The coffee shop isn’t a moneymaker, Abu Mustafa admits with a smile, but it’s a good meeting place. Yet, with such a rich vein of business in smuggling people across the Turkey-Syria border, Abu Mustafa doesn’t need to rely on hookah and coffee sales to make a living.
“There are a lot of people from ISIS in this town,” Abu Mustafa said. “Everybody comes here to go there illegally, it’s good business. And of course someone will not announce they are ISIS, they will just come, do what they need to do and then leave. No people here are really against ISIS, there are many people here and in Turkey who support ISIS, who are with them and believe in what they are doing.”
“We can go now”
It costs $150 to hire his services – but that’s only on the way into ISIS-controlled Tel Abyad. If one wishes to leave and return back to Turkey, the price is doubled. Abu Mustafa says he crosses several times a week. The Turkish border guards are seemingly oblivious – or uncaring – about his illicit profession.
“And if you want to go and join ISIS,” Abu Mustafa said as he appeared to shift into business mode, “then we can go now.”
However, Abu Mustafa will not smuggle just anyone into the ISIS controlled town. Prospective clients – and subsequently, prospective ISIS recruits – must be vetted by him and an ISIS commander before they are given the green light to negotiate their way into civil war-torn Syria.
The smuggling business is secretive, but Abu Mustafa says he’s easy to track down in Akçakale – if someone is determined enough. Abu Mustafa stressed that both men and women come to Akçakale to join the Sunni militant organization on the other side.
“It is not just fighters who we smuggle in,” he said while briefly putting down the hookah, a rarity for the self-confessed chainsmoker. “Girls come to this town to join ISIS as well – to be with the fighters. Yesterday a Kurdish family came looking for four girls from their family that went to join ISIS, they found me and came and asked me about them, asked where they were.”
Europeans and Americans have also been smuggled in under his direction, Abu Mustafa told MintPress. But he says he only helps get people into ISIS-controlled Tel Abyad if he truly believes they will benefit the jihadists – whom he supports wholeheartedly.

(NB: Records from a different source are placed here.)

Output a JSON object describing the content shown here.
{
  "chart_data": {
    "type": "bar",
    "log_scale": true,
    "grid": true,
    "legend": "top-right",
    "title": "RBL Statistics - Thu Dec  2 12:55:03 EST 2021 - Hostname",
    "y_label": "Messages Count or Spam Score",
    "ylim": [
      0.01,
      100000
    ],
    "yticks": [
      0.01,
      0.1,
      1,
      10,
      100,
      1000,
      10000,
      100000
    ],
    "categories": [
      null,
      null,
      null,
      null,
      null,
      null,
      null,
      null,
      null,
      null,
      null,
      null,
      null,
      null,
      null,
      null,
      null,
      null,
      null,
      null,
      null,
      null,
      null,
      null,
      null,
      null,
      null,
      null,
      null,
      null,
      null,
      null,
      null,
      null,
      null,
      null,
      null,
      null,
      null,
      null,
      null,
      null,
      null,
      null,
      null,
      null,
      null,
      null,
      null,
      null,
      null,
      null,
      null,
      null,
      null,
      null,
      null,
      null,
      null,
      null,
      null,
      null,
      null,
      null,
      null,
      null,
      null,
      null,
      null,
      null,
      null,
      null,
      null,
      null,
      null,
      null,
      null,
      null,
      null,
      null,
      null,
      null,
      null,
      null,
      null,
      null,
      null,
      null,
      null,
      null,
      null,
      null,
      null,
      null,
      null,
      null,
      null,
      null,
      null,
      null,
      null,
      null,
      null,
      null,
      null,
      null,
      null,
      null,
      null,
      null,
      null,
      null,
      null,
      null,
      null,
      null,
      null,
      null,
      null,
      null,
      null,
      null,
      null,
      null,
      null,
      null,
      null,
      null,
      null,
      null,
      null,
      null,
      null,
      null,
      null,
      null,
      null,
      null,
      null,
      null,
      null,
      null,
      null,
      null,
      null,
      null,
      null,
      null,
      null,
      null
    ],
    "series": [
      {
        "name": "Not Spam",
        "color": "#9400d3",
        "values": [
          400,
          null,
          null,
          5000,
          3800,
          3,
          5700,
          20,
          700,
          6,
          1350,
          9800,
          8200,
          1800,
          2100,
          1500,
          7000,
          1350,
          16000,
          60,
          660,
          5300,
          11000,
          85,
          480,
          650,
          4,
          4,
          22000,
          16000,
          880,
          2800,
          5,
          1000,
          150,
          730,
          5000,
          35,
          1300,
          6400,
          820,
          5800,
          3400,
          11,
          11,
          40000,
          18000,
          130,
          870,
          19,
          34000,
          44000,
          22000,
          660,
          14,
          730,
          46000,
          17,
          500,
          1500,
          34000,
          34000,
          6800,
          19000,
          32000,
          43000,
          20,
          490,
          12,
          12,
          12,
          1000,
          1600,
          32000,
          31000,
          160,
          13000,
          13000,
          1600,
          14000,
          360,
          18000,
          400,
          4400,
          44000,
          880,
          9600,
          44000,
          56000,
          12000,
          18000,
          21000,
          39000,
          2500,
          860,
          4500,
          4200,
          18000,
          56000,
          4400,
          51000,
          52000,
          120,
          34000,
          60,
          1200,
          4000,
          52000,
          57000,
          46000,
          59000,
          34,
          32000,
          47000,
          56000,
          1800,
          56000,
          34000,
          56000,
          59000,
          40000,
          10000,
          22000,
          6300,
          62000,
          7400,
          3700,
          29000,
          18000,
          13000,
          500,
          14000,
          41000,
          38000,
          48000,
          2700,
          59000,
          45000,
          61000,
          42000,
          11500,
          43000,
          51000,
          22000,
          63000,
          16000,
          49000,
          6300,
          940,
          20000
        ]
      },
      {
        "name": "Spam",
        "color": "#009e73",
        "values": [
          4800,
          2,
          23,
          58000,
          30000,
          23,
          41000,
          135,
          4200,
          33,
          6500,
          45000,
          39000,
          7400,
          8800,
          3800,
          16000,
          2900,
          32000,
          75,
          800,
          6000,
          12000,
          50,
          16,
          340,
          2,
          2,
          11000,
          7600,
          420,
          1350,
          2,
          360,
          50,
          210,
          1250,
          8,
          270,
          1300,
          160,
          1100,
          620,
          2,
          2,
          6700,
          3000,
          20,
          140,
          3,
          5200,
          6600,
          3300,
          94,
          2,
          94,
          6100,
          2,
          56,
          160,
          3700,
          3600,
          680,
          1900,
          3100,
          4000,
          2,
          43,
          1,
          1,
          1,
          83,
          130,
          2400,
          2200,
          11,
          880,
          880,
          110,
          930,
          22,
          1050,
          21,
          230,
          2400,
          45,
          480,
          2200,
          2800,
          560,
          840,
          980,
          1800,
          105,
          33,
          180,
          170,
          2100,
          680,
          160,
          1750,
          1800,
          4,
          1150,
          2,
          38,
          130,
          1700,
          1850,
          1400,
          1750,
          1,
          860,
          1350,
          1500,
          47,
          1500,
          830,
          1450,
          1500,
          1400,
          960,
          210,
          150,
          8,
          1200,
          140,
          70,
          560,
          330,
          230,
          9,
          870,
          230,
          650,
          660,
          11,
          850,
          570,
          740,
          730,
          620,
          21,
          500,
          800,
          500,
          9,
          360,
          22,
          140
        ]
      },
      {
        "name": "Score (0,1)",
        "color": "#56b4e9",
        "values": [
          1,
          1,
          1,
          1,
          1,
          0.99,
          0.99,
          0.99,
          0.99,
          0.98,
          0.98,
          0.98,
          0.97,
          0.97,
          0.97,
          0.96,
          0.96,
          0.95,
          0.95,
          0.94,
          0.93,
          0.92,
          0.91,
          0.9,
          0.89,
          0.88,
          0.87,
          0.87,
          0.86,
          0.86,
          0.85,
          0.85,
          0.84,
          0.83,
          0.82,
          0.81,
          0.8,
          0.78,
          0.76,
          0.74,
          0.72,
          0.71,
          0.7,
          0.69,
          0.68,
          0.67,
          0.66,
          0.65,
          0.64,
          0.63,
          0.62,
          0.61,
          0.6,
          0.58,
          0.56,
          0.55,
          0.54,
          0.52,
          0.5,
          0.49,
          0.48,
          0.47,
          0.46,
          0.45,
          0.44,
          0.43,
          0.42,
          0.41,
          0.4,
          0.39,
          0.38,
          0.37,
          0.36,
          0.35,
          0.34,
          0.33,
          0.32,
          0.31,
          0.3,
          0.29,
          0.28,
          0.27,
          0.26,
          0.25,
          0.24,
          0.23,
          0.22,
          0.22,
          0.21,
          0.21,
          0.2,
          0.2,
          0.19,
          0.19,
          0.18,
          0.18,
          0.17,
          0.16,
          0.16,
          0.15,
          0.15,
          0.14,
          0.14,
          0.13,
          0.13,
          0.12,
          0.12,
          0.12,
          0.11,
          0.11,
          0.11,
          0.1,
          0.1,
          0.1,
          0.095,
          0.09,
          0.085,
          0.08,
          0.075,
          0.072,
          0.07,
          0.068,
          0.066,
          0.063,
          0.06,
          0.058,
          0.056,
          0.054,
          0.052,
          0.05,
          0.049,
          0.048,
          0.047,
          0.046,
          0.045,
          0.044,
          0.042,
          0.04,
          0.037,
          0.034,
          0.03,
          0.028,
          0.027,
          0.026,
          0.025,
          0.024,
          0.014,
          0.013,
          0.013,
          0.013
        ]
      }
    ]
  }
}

“But I didn’t smuggle these Kurdish girls in,” Abu Mustafa continued. “I don’t know where they are, if they are in Tel Abyad or not. If they approached me to get in, I might have helped them in, I don’t know. I would have to speak to them, and see whether they would be able to help ISIS or not. For me, not everything is about making money.”
For the clients who are given the go-ahead – by Abu Mustafa and ISIS commanders in Tel Abyad – to make the crossing, the $150 fee gets them smuggled over the border, where they are then taken to an ISIS-controlled recruitment house. “If you were just left on the street on the other side you would be killed,” Abu Mustafa said as he took another puff on the hookah.
Abu Mustafa’s involvement ends when the clients arrive at the recruitment house. The smuggled individuals are handed to ISIS officials who then put the new recruits through a month-long training program to determine their loyalty to the militants. If ISIS officials trust a new recruit after that month, he is given a gun and allowed to fight, Abu Mustafa explained. If the recruit is not trusted, he will be killed on the spot.
Business is good and will continue to be for some time, Abu Mustafa says confidently while taking another long drag from the hookah at his side.
“Before the war, I smuggled cigarettes. Now I smuggle people,” Abu Mustafa said, shrugging casually. “As long as there is a border here, people will need things and I can help them.”